Rahimi (Zar Amir-Ebrahimi) é uma jovem repórter investigativa que volta à sua cidade natal, Mashhad – cidade sagrada do Irã – para fazer uma matéria sobre um serial killer à solta nas redondezas, que mata exclusivamente prostitutas na cidade e descarta seus corpos às margens das rodovias. Chamado de ‘Holy Spider’ pelos jornais, o assassino anda sendo aplaudido nas ruas por supostamente estar limpando-as das chamadas pecadoras. Para descobrir a verdadeira identidade do culpado, Rahimi fará de tudo, até mesmo se disfarçar como uma trabalhadora do sexo e colocar sua própria integridade em risco.

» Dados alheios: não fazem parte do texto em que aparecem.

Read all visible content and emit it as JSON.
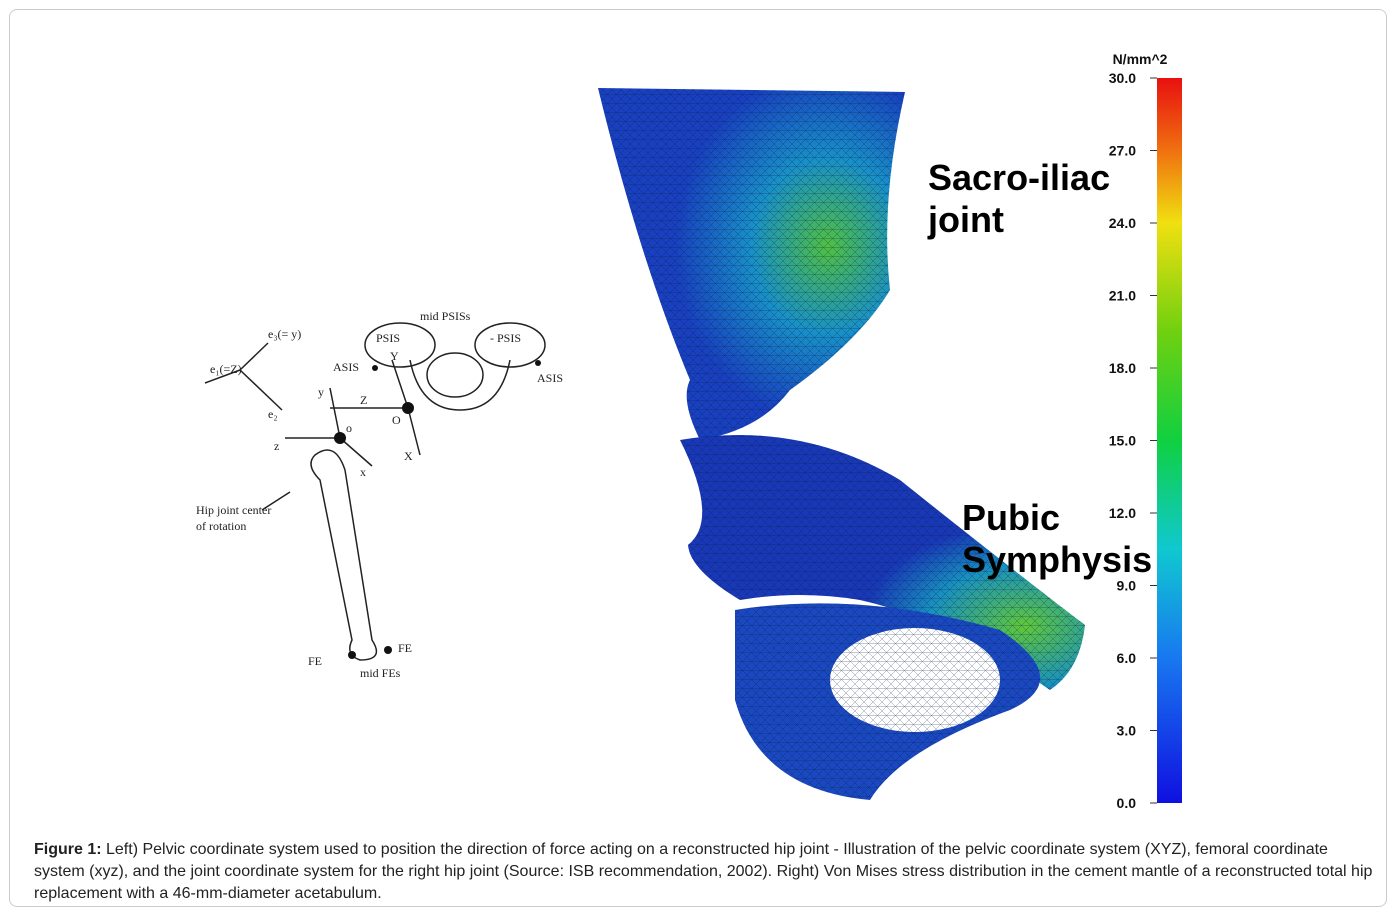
{
  "figure": {
    "colorbar": {
      "unit": "N/mm^2",
      "ticks": [
        "30.0",
        "27.0",
        "24.0",
        "21.0",
        "18.0",
        "15.0",
        "12.0",
        "9.0",
        "6.0",
        "3.0",
        "0.0"
      ]
    },
    "annotations": {
      "sacro_iliac": [
        "Sacro-iliac",
        "joint"
      ],
      "pubic": [
        "Pubic",
        "Symphysis"
      ]
    },
    "diagram": {
      "e3": "e₃(= y)",
      "e1": "e₁(=Z)",
      "e2": "e₂",
      "mid_psis": "mid  PSISs",
      "psis_left": "PSIS",
      "psis_right": "- PSIS",
      "asis_left": "ASIS",
      "asis_right": "ASIS",
      "Y": "Y",
      "Z": "Z",
      "O": "O",
      "X": "X",
      "y": "y",
      "z": "z",
      "o": "o",
      "x": "x",
      "hip_center": [
        "Hip joint center",
        "of rotation"
      ],
      "fe_left": "FE",
      "fe_right": "FE",
      "mid_fes": "mid FEs"
    },
    "caption": {
      "label": "Figure 1:",
      "text": " Left) Pelvic coordinate system used to position the direction of force acting on a reconstructed hip joint - Illustration of the pelvic coordinate system (XYZ), femoral coordinate system (xyz), and the joint coordinate system for the right hip joint (Source: ISB recommendation, 2002). Right) Von Mises stress distribution in the cement mantle of a reconstructed total hip replacement with a 46-mm-diameter acetabulum."
    }
  }
}
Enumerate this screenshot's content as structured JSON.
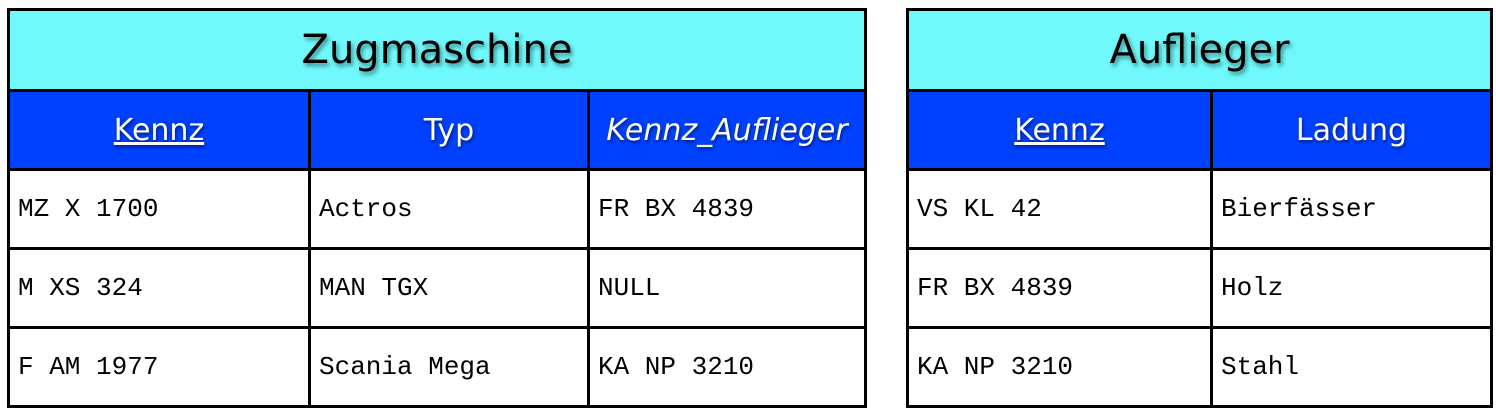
{
  "zugmaschine": {
    "title": "Zugmaschine",
    "columns": [
      "Kennz",
      "Typ",
      "Kennz_Auflieger"
    ],
    "rows": [
      [
        "MZ X 1700",
        "Actros",
        "FR BX 4839"
      ],
      [
        "M XS 324",
        "MAN TGX",
        "NULL"
      ],
      [
        "F AM 1977",
        "Scania Mega",
        "KA NP 3210"
      ]
    ]
  },
  "auflieger": {
    "title": "Auflieger",
    "columns": [
      "Kennz",
      "Ladung"
    ],
    "rows": [
      [
        "VS KL 42",
        "Bierfässer"
      ],
      [
        "FR BX 4839",
        "Holz"
      ],
      [
        "KA NP 3210",
        "Stahl"
      ]
    ]
  },
  "colors": {
    "title_bg": "#6ff9fc",
    "header_bg": "#0040ff"
  }
}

Escrito por Abi Abbasi e Afshin Kamran Bahrami com a supervisão de Jonas Wagner e direção do primeiro, o filme começa parecendo um típico drama do médio-oriente, com atuações contidas somadas a reações explosivas fagulhadas por situações que, a nossos olhos ocidentais, parecem corriqueiras. Lá pela metade do longa, a identidade do serial killer é revelada, o que faz o espectador questionar o porquê de a produção entregar o principal elemento do longa tão cedo – consequentemente, faz com que a gente se questione, então, como a produção preencherá as quase uma hora restantes. E é nessa virada que ‘Holy Spider’ mostra a sua excelência. Partindo desse plot comum a tantos outros filmes, e inspirado em eventos reais ocorridos de fato em Mashhad, o roteiro abre o debate para o machismo estrutural tóxico e o fanatismo religioso que não só impera na sociedade iraniana contemporânea, mas que também impede com que direitos humanos básicos sejam respeitados naquela região, especialmente às mulheres.
Dramaturgicamente, ‘Holy Spider’ contém suas emoções, acompanhando a estética do cinema iraniano que não se expõe mais do que precisa. Essa contenção é justamente o que eleva o nervosismo do enredo, pois, uma vez que a protagonista é uma mulher em um país masculino e machista, todo e qualquer ato dela pode ser fatal; em contrapartida, todos os outros personagens com quem ela contracena são homens, e suas atitudes são condizentes com a realidade local e a da ficção, o que eleva a tensão de ambos os núcleos.
Sem avisar, ‘Holy Spider’ é um soco no estômago disfarçado de thriller policial. Partindo da cruel realidade de ser mulher em um lugar dominado pelas regras masculinas, o longa merece todos os aplausos que ganhou nos festivais internacionais, entretendo e estimulando pensamento crítico ao mesmo tempo, e comprova que a realidade, no final das contas, é sempre pior do que se pode criar na ficção.